There were several barriers to implementation of EHR or clinic workflow changes and data collection during the course of our study. During the second PDSA cycle our clinic's respiratory therapist (who was the only qualified person to administer spirometry testing in our resident clinic) left for another job and a successor was not immediately hired. This accounted for some loss of gains in the ordering of spirometry. Measurement of performance was mainly based on residents' self-assessment and self-reports of their own patient records. To minimize the possibility of over-reporting and bias, resident's chart reviews were reviewed by a faculty member who was involved with the project and their answers were discussed on a bi-monthly basis.

Certain PDSA cycles had multiple interventions which may have made it difficult or overwhelmed residents to focus on improving a certain aspect of their asthma management.

Our project was sustained by another pediatric resident who took over the project with the same mentoring team in place; the previous pediatric resident on the team had graduated from the residency training program. The sustainability of our interventions was increased by the addition of standardized tools in our EHR which re-enforced adherence to the national asthma care guidelines by easing the workflow of the pediatric residents. Junior residents frequently learn practice approaches not only from senior residents, which further enhances the sustainability of our interventions. The new pediatric resident plans to continue to collect data and continue to monitor the progress of the pediatric residents and whether or not they adhere to national asthma care guidelines.

Conclusion

Our study demonstrated that the use of electronic health record tools and the AAP's EQUIPP PIM in the context of continuing quality improvement resulted in statistically significant improvement of residents' adherence to key aspects of the NHLBI asthma care guidelines. We found specific improvements in the rates of obtaining pertinent history to stratify severity of asthma, influenza vaccine recommendation, using a standardized instrument to assess level of control, selecting appropriate medications, and distribution of written asthma home management plans.

The PIM provided a standardized questionnaire for bi-monthly chart reviews and provided a centralized portal for data collection. This is an invaluable resource for quality improvement in group practices, including but not limited to resident physician practices. Although our interventions were similar study by Bunik et al 6 in Colorado, the resident physicians in our study used an online based PIM which allowed them to learn crucial QI skills and benchmark their performance over time in relation to their peers.

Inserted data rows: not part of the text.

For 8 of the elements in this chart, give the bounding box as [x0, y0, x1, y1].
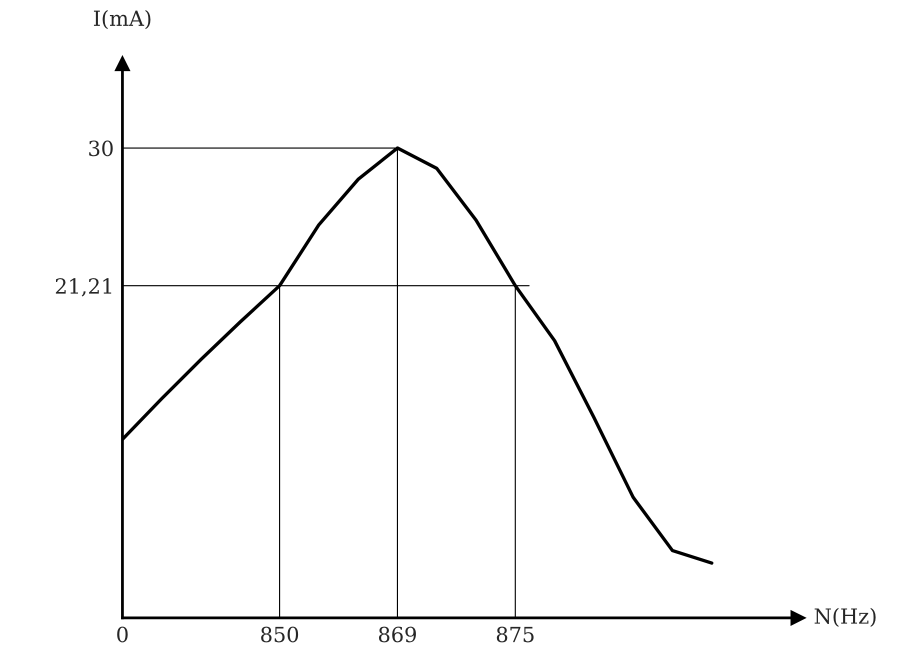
- x-axis-title: N(Hz): [814, 608, 876, 627]
- x-tick-label: 869: [378, 626, 416, 642]
- x-tick-label: 0: [117, 626, 128, 642]
- x-tick-label: 875: [496, 626, 534, 642]
- y-axis-title: I(mA): [94, 10, 150, 30]
- y-tick-label: 21,21: [56, 278, 112, 296]
- y-tick-label: 30: [89, 140, 113, 156]
- x-tick-label: 850: [261, 626, 298, 642]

Our study is generalizable to other pediatric residency training centers at academic teaching hospitals with a resident clinic. Asthma is a common pediatric chronic disease and its management is a core component of pediatric residency training, but how that management is taught varies from institution to institution and could greatly benefit from a standardizing tool such as an online-based practice improvement module. The next step for this project to try to expand the electronic health record interventions to the general pediatric faculty clinic.

Acknowledgments

Special thanks to the pediatric residents at the University of California Davis Health System who participated in this project.

References

View Abstract

Footnotes

  • Declaration of interests This research received no specific grant from any funding agency in the public, commercial or not-for-profit sectors.

    The authors of this paper have no conflicts of interest.

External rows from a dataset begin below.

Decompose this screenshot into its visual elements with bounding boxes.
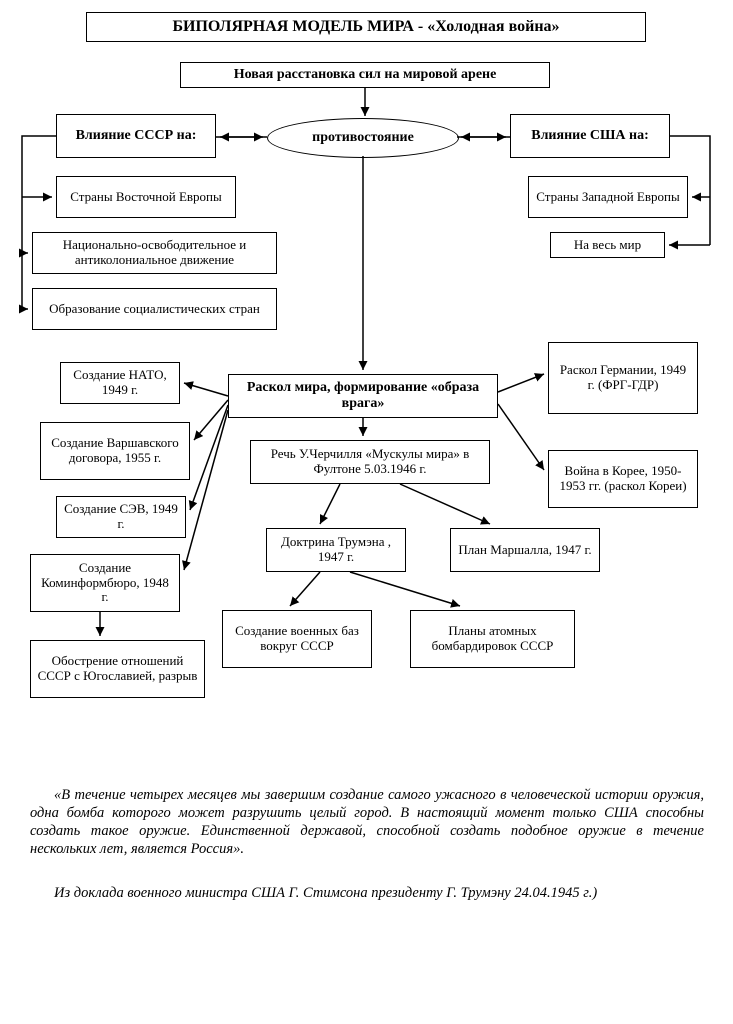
- left-box-2-text: Создание СЭВ, 1949 г.: [63, 502, 179, 532]
- bottom-1-text: Планы атомных бомбардировок СССР: [417, 624, 568, 654]
- left-box-1-text: Создание Варшавского договора, 1955 г.: [47, 436, 183, 466]
- bottom-1: Планы атомных бомбардировок СССР: [410, 610, 575, 668]
- left-box-4: Обострение отношений СССР с Югославией, …: [30, 640, 205, 698]
- right-box-1: Война в Корее, 1950-1953 гг. (раскол Кор…: [548, 450, 698, 508]
- speech-text: Речь У.Черчилля «Мускулы мира» в Фултоне…: [257, 447, 483, 477]
- subtitle-box: Новая расстановка сил на мировой арене: [180, 62, 550, 88]
- left-box-3-text: Создание Коминформбюро, 1948 г.: [37, 561, 173, 606]
- left-box-2: Создание СЭВ, 1949 г.: [56, 496, 186, 538]
- confrontation-ellipse: противостояние: [267, 118, 459, 158]
- doctrine-0-text: Доктрина Трумэна , 1947 г.: [273, 535, 399, 565]
- quote-block: «В течение четырех месяцев мы завершим с…: [30, 786, 704, 859]
- right-box-0-text: Раскол Германии, 1949 г. (ФРГ-ГДР): [555, 363, 691, 393]
- ussr-head-text: Влияние СССР на:: [76, 128, 197, 144]
- bottom-0-text: Создание военных баз вокруг СССР: [229, 624, 365, 654]
- right-box-0: Раскол Германии, 1949 г. (ФРГ-ГДР): [548, 342, 698, 414]
- usa-item-0: Страны Западной Европы: [528, 176, 688, 218]
- right-box-1-text: Война в Корее, 1950-1953 гг. (раскол Кор…: [555, 464, 691, 494]
- doctrine-1: План Маршалла, 1947 г.: [450, 528, 600, 572]
- subtitle: Новая расстановка сил на мировой арене: [234, 67, 497, 83]
- confrontation: противостояние: [312, 130, 414, 146]
- left-box-3: Создание Коминформбюро, 1948 г.: [30, 554, 180, 612]
- quote-text: «В течение четырех месяцев мы завершим с…: [30, 787, 704, 857]
- ussr-item-1-text: Национально-освободительное и антиколони…: [39, 238, 270, 268]
- left-box-0-text: Создание НАТО, 1949 г.: [67, 368, 173, 398]
- title-box: БИПОЛЯРНАЯ МОДЕЛЬ МИРА - «Холодная война…: [86, 12, 646, 42]
- left-box-1: Создание Варшавского договора, 1955 г.: [40, 422, 190, 480]
- left-box-0: Создание НАТО, 1949 г.: [60, 362, 180, 404]
- left-box-4-text: Обострение отношений СССР с Югославией, …: [37, 654, 198, 684]
- doctrine-0: Доктрина Трумэна , 1947 г.: [266, 528, 406, 572]
- ussr-item-2: Образование социалистических стран: [32, 288, 277, 330]
- cite-block: Из доклада военного министра США Г. Стим…: [30, 884, 704, 902]
- usa-item-1-text: На весь мир: [574, 238, 641, 253]
- split: Раскол мира, формирование «образа врага»: [235, 380, 491, 412]
- split-box: Раскол мира, формирование «образа врага»: [228, 374, 498, 418]
- doctrine-1-text: План Маршалла, 1947 г.: [458, 543, 591, 558]
- speech-box: Речь У.Черчилля «Мускулы мира» в Фултоне…: [250, 440, 490, 484]
- cite-text: Из доклада военного министра США Г. Стим…: [54, 885, 597, 901]
- ussr-head: Влияние СССР на:: [56, 114, 216, 158]
- title: БИПОЛЯРНАЯ МОДЕЛЬ МИРА - «Холодная война…: [172, 18, 559, 36]
- bottom-0: Создание военных баз вокруг СССР: [222, 610, 372, 668]
- usa-item-1: На весь мир: [550, 232, 665, 258]
- usa-head: Влияние США на:: [510, 114, 670, 158]
- page: БИПОЛЯРНАЯ МОДЕЛЬ МИРА - «Холодная война…: [0, 0, 733, 1024]
- ussr-item-0-text: Страны Восточной Европы: [70, 190, 221, 205]
- ussr-item-2-text: Образование социалистических стран: [49, 302, 260, 317]
- ussr-item-0: Страны Восточной Европы: [56, 176, 236, 218]
- usa-item-0-text: Страны Западной Европы: [536, 190, 679, 205]
- ussr-item-1: Национально-освободительное и антиколони…: [32, 232, 277, 274]
- usa-head-text: Влияние США на:: [531, 128, 649, 144]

    Dr. Fernandez y Garcia's work on this publication was supported by National Institute of Mental Health of the National Institutes of Health under award number K23MH101157. The content is solely the responsibility of the authors and does not necessarily represent the official views of the National Institutes of Health.

  • Ethical approval Our project was approved by the UC Davis Institutional Review Board as an expedited protocol not requiring informed consent because it was deemed a quality improvement study.